Compact Trace Gas Sensing by Balanced-Detection Interferometric Cavity-Assisted Photothermal Spectroscopy (ICAPS)

The miniaturization of sensitive as well as selective laser-based gas detectors is of big request among different fields of activity due to specific characteristics such as a fast sensor response or simply a small footprint. However, it still remains challenging. While methods based on direct absorption spectroscopy show a limited potential for miniaturization due to their dependence of sensitivity on the optical path length according to the Lambert-Beer law, indirect spectroscopic techniques of photothermal nature inherently exhibit high miniaturization potential, even down to integration onto a chip.
The Interferometric Cavity-Assisted Photothermal Spectroscopy (ICAPS) method has been proven highly suitable for sensitive and compact gas detection by application of a Fabry-Perot interferometer (FPI) as transducer for photothermal spectroscopy. The implementation of a balanced detection scheme to our developed system is a key improvement, which enhances the sensor’s performance by efficient cancellation of noise.
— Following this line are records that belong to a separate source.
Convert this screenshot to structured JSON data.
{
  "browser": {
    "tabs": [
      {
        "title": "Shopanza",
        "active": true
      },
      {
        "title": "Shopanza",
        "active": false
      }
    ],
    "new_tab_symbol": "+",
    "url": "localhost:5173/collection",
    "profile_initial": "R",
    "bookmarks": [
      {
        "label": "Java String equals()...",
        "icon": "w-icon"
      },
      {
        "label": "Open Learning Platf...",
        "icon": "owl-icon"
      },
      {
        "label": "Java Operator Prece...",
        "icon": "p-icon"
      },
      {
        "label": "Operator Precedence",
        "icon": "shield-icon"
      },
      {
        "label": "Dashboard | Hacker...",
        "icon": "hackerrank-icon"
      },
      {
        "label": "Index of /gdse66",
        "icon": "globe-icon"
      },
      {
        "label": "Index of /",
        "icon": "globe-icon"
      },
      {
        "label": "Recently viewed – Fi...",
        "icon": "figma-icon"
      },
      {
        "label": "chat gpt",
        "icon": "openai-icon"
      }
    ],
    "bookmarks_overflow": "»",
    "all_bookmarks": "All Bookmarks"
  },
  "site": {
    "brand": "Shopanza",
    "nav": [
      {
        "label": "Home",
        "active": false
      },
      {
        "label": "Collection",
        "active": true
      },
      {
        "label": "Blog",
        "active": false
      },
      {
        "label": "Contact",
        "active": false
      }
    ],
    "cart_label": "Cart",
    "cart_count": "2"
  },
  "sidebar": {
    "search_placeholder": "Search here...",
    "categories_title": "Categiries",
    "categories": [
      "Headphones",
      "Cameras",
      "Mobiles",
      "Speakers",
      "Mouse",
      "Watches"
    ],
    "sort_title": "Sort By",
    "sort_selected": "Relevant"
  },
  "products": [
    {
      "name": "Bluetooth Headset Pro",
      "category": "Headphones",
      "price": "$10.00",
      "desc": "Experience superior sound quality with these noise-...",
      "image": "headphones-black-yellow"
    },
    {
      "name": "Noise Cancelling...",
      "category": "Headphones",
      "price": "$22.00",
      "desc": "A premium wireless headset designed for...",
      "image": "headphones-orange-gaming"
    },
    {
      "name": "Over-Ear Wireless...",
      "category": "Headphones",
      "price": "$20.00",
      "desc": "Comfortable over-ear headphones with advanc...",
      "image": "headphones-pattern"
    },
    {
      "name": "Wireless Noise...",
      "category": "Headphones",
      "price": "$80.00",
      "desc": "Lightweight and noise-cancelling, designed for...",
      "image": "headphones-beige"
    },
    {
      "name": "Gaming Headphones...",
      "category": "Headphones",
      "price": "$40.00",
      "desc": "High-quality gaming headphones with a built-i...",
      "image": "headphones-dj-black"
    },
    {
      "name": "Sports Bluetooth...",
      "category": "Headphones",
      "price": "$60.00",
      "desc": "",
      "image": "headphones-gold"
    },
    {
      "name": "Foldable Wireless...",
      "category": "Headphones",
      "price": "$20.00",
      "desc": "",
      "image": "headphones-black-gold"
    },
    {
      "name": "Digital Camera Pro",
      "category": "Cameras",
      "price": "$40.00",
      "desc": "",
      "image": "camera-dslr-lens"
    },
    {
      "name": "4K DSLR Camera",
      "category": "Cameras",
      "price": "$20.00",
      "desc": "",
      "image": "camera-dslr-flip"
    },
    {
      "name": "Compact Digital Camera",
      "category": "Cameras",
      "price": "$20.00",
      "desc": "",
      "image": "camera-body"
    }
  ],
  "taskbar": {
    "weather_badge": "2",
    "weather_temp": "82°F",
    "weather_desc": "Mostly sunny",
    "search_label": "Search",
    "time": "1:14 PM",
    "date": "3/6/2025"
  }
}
Within the presentation, recent results of a setup employing individual interferometers will be shown. Here, balanced-detection was realized by using two identical cavities having a path length of 1 mm and a total sample gas volume of a few mm³. The system uses an all fiber-coupled probe laser configuration, which detected the reflectance of the interferometers, enabling sensor operation close to the fundamental limit of shot noise. The metrological figures of merit were investigated by detection of different trace gases such as SO2, CO and NO using QCLs as powerful mid-infrared excitation sources. The induced refractive index changes were monitored by a near-infrared probe laser. For the targeted molecules a minimum detection limit down to the sub-ppbv level was achieved with a 1s integration time, corresponding to a normalized noise equivalent absorption of the order of 10⁻⁹ cm⁻¹ W Hz^−1/2.
Additionally, latest progress regarding sensor miniaturization will be discussed. FPIs made solely from single-crystalline silicon with Bragg mirrors consisting of silicon-air dielectric multilayers [2] were designed and fabricated. The FPIs allow easy coupling of the near-infrared beam by optical fibers positioned in the chip along aligned grooves. First demonstration of ICAPS gas sensing employing a silicon FPI will be shown.

References
[1] J. P. Waclawek, H. Moser, and B. Lendl, “Balanced-detection interferometric cavity-assisted photothermal spectroscopy employing an all-fiber-coupled probe laser configuration,” Opt. Express 29, 7794-7808 (2021).
[2] M. Malak Karam, et al., “Micromachined Fabry–Perot resonator combining submillimeter cavity length and high quality factor”, Appl. Phys. Lett., 21 (98), id. 211113 (2011).